Mon humble avis : Quel plaisir en ces temps de crise de rire à gorge déployée à l'unisson avec toute un salle ! C'est encore plus fort quand la cause de ce rire général est un film traitant d'un sujet qui fâche et colle on ne peut plus à l'actualité : des banques qui amassent de l'argent avec des dirigeants qui manient aussi bien les délis d'initiés que les club de golf, quand le citoyen moyen peine à obtenir un prêt pour monter son affaire et retrousser ses manches.

Ce film est hélas bien trop court. Je  serais bien restée là, dans le noir, à guetter les manipulations des uns, les maladresses des autres et les bourdes de tout le monde ! Les situations cocasses ne manquent pas. Et même si la fin  est en partie prévisible - tel est pris qui croyait prendre !-  on jubile à l'avance de cette fin dont on se demande bien sur quel plateau elle va  nous être  servie !
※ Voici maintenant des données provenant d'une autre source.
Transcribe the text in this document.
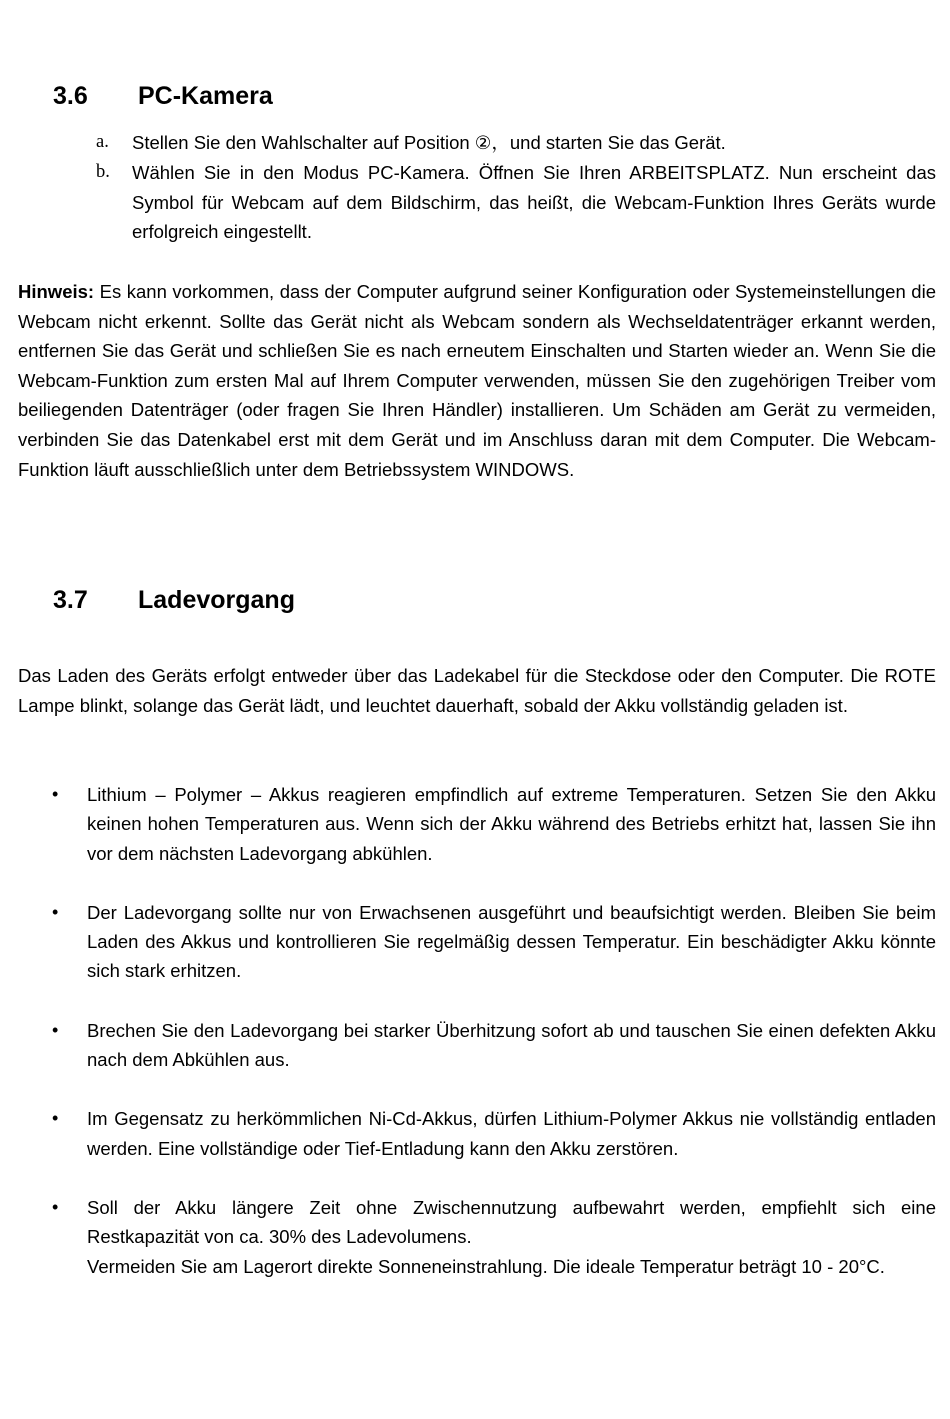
3.6	PC-Kamera
a.	Stellen Sie den Wahlschalter auf Position ②，und starten Sie das Gerät.
b.	Wählen Sie in den Modus PC-Kamera. Öffnen Sie Ihren ARBEITSPLATZ. Nun erscheint das Symbol für Webcam auf dem Bildschirm, das heißt, die Webcam-Funktion Ihres Geräts wurde erfolgreich eingestellt.
Hinweis: Es kann vorkommen, dass der Computer aufgrund seiner Konfiguration oder Systemeinstellungen die Webcam nicht erkennt. Sollte das Gerät nicht als Webcam sondern als Wechseldatenträger erkannt werden, entfernen Sie das Gerät und schließen Sie es nach erneutem Einschalten und Starten wieder an. Wenn Sie die Webcam-Funktion zum ersten Mal auf Ihrem Computer verwenden, müssen Sie den zugehörigen Treiber vom beiliegenden Datenträger (oder fragen Sie Ihren Händler) installieren. Um Schäden am Gerät zu vermeiden, verbinden Sie das Datenkabel erst mit dem Gerät und im Anschluss daran mit dem Computer. Die Webcam-Funktion läuft ausschließlich unter dem Betriebssystem WINDOWS.
3.7	Ladevorgang
Das Laden des Geräts erfolgt entweder über das Ladekabel für die Steckdose oder den Computer. Die ROTE Lampe blinkt, solange das Gerät lädt, und leuchtet dauerhaft, sobald der Akku vollständig geladen ist.
•	Lithium – Polymer – Akkus reagieren empfindlich auf extreme Temperaturen. Setzen Sie den Akku keinen hohen Temperaturen aus. Wenn sich der Akku während des Betriebs erhitzt hat, lassen Sie ihn vor dem nächsten Ladevorgang abkühlen.
•	Der Ladevorgang sollte nur von Erwachsenen ausgeführt und beaufsichtigt werden. Bleiben Sie beim Laden des Akkus und kontrollieren Sie regelmäßig dessen Temperatur. Ein beschädigter Akku könnte sich stark erhitzen.
•	Brechen Sie den Ladevorgang bei starker Überhitzung sofort ab und tauschen Sie einen defekten Akku nach dem Abkühlen aus.
•	Im Gegensatz zu herkömmlichen Ni-Cd-Akkus, dürfen Lithium-Polymer Akkus nie vollständig entladen werden. Eine vollständige oder Tief-Entladung kann den Akku zerstören.
•	Soll der Akku längere Zeit ohne Zwischennutzung aufbewahrt werden, empfiehlt sich eine Restkapazität von ca. 30% des Ladevolumens.

Vermeiden Sie am Lagerort direkte Sonneneinstrahlung. Die ideale Temperatur beträgt 10 - 20°C.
Au delà d'un scénario à la cuisson impéccable, on  se  régale aussi des dialogues cuisinés aux petits  oignons. De sa nonchalence légendaire, Jean Pierre Daroussin lâches des répliques qui ont  tout pour devenir cultes. ( son patron :" Il paraît qu'à New York, à cause de la bourse, les gars se jettent par la fenêtre". Et Daroussin de répondre : "Et alors, tu t'en  fous, t'habites  au rez de chaussée"). Je vous assure que dans le contexte, ce passage provoque l'hilarité générale. Gerard Lanvin va mettre sa naïveté au placard au fil du film. Placide, il se maîtrise devant les bourdes de  son  copain et la mauvaise fois des banquiers. Tel une cocotte minute sous pression, il semble prêt à exploser... ou à succomber  au charme d'une Barbara Schultz décidément délicieuse.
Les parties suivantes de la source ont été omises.